U.S. Raises Prospect of Abandoning Effort for U.N. Vote
By JOEL BRINKLEY
ASHINGTON, March 13 — The Bush administration, acknowledging today that its drive to build support for a new United Nations resolution on Iraq had bogged down, said it was willing to postpone the vote until next week, and Secretary of State Colin L. Powell even suggested that Washington might simply drop its push for a vote altogether.
"The options remain — go for a vote and see what members say, or not go for a vote," Secretary Powell told a Congressional committee. "All the options that you can imagine are before us, and we will be examining them today, tomorrow and into the weekend."
For the last week, President Bush insisted that Friday was the iron-fast deadline for a decision, and that the United States would call for a vote by then no matter what the vote count appeared to be. But with the diplomatic situation deteriorating, Secretary Powell's statement showed that the Bush administration was moving to hedge its bets.
In London, Prime Minister Tony Blair also said that chances were dimming for passage of the resolution, which would provide broad United Nations backing for a military move against Baghdad.
The Conservative opposition leader Duncan Smith said after meeting with Mr. Blair at 10 Downing Street, "The prime minister today told me that although they want to try to secure a second resolution in the U.N. and will continue to do so, that second resolution is now probably less likely than at any time before."
As their prospects darkened, both Washington and London angrily laid blame today on the French.
One day after Britain floated a new compromise proposal before the Security Council, the White House spokesman Ari Fleischer said, "France rejected the British proposal even before the Iraqis did." That sentiment was echoed in London. "I find it extraordinary that without even proper consideration, the French government has decided they will reject these proposals," Foreign Minister Jack Straw said.
The British proposal set out six benchmark tests that Iraq would have to pass in the next week or so to avert an invasion, like producing the anthrax and VX nerve gas that United Nations inspectors found in past years or providing documentation that it had been destroyed.
Washington offered only qualified acceptance of the British plan on Wednesday. By today it was clear that the proposal had not turned the tide.
On Wednesday, Washington and London counted Guinea among three countries on the 15-member Security Council that had informally agreed to back the resolution, which is sponsored by the United States, Britain and Spain. But today, Guinea announced on state radio that it might abstain, putting among the six undecided members. The other two nations said to be willing to vote for the resolution, Angola and Cameroon, have said nothing publicly about how they intend to vote.

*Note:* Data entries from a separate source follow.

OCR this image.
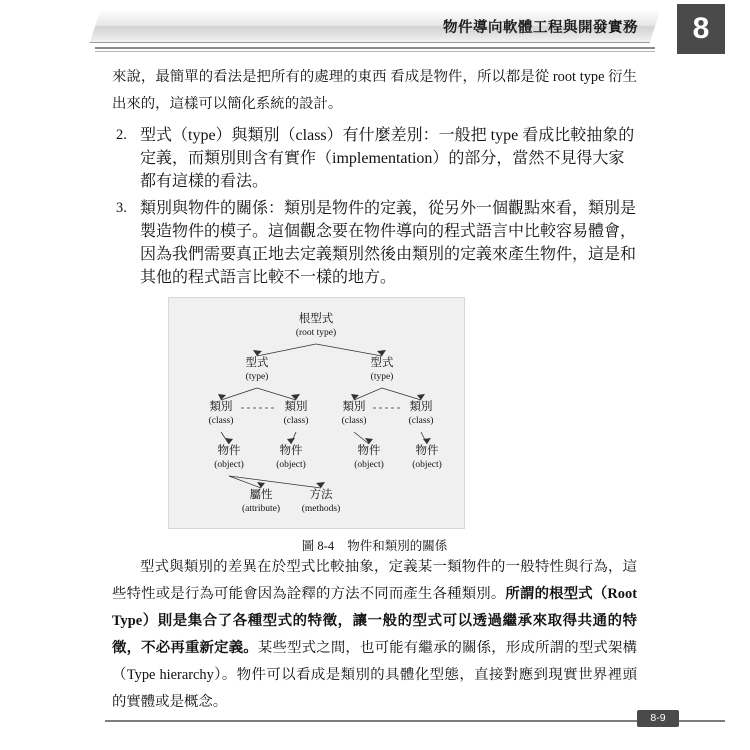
物件導向軟體工程與開發實務	8

來說，最簡單的看法是把所有的處理的東西 看成是物件，所以都是從 root type 衍生出來的，這樣可以簡化系統的設計。

2. 型式（type）與類別（class）有什麼差別：一般把 type 看成比較抽象的定義，而類別則含有實作（implementation）的部分，當然不見得大家都有這樣的看法。
3. 類別與物件的關係：類別是物件的定義，從另外一個觀點來看，類別是製造物件的模子。這個觀念要在物件導向的程式語言中比較容易體會，因為我們需要真正地去定義類別然後由類別的定義來產生物件，這是和其他的程式語言比較不一樣的地方。
根型式
(root type)
型式
(type)
型式
(type)
類別
(class)
類別
(class)
類別
(class)
類別
(class)
物件
(object)
物件
(object)
物件
(object)
物件
(object)
屬性
(attribute)
方法
(methods)
圖 8-4 物件和類別的關係

型式與類別的差異在於型式比較抽象，定義某一類物件的一般特性與行為，這些特性或是行為可能會因為詮釋的方法不同而產生各種類別。所謂的根型式（Root Type）則是集合了各種型式的特徵，讓一般的型式可以透過繼承來取得共通的特徵，不必再重新定義。某些型式之間，也可能有繼承的關係，形成所謂的型式架構（Type hierarchy）。物件可以看成是類別的具體化型態，直接對應到現實世界裡頭的實體或是概念。

8-9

Chile is another country that Washington had looked to for support. Chile recently completed a free-trade agreement with Washington that awaits Congressional ratification. But when reporters asked President Ricardo Lagos today if he would vote with the United States, he responded, "No, that is not true."
The White House said President Bush, as he has all week, was continuing to call world leaders to seek support. Britain, meanwhile, was furiously working to tailor its new proposal to try to gain support.
One important provision calls on Saddam Hussein to give a televised address in which he will admit that Iraq still has weapons of mass destruction, something Iraq has steadfastly denied, and will give them up.
Mr. Straw, the British foreign secretary, said London was willing to drop the television idea, given that other Security Council members had objected to it.
"If the only issue between us, our partners in the Security Council and Saddam Hussein is whether or not he makes a TV broadcast," Straw said, "then we'd happily drop that."
Iraq issued a blistering rejection of the British proposal today, particularly that provision.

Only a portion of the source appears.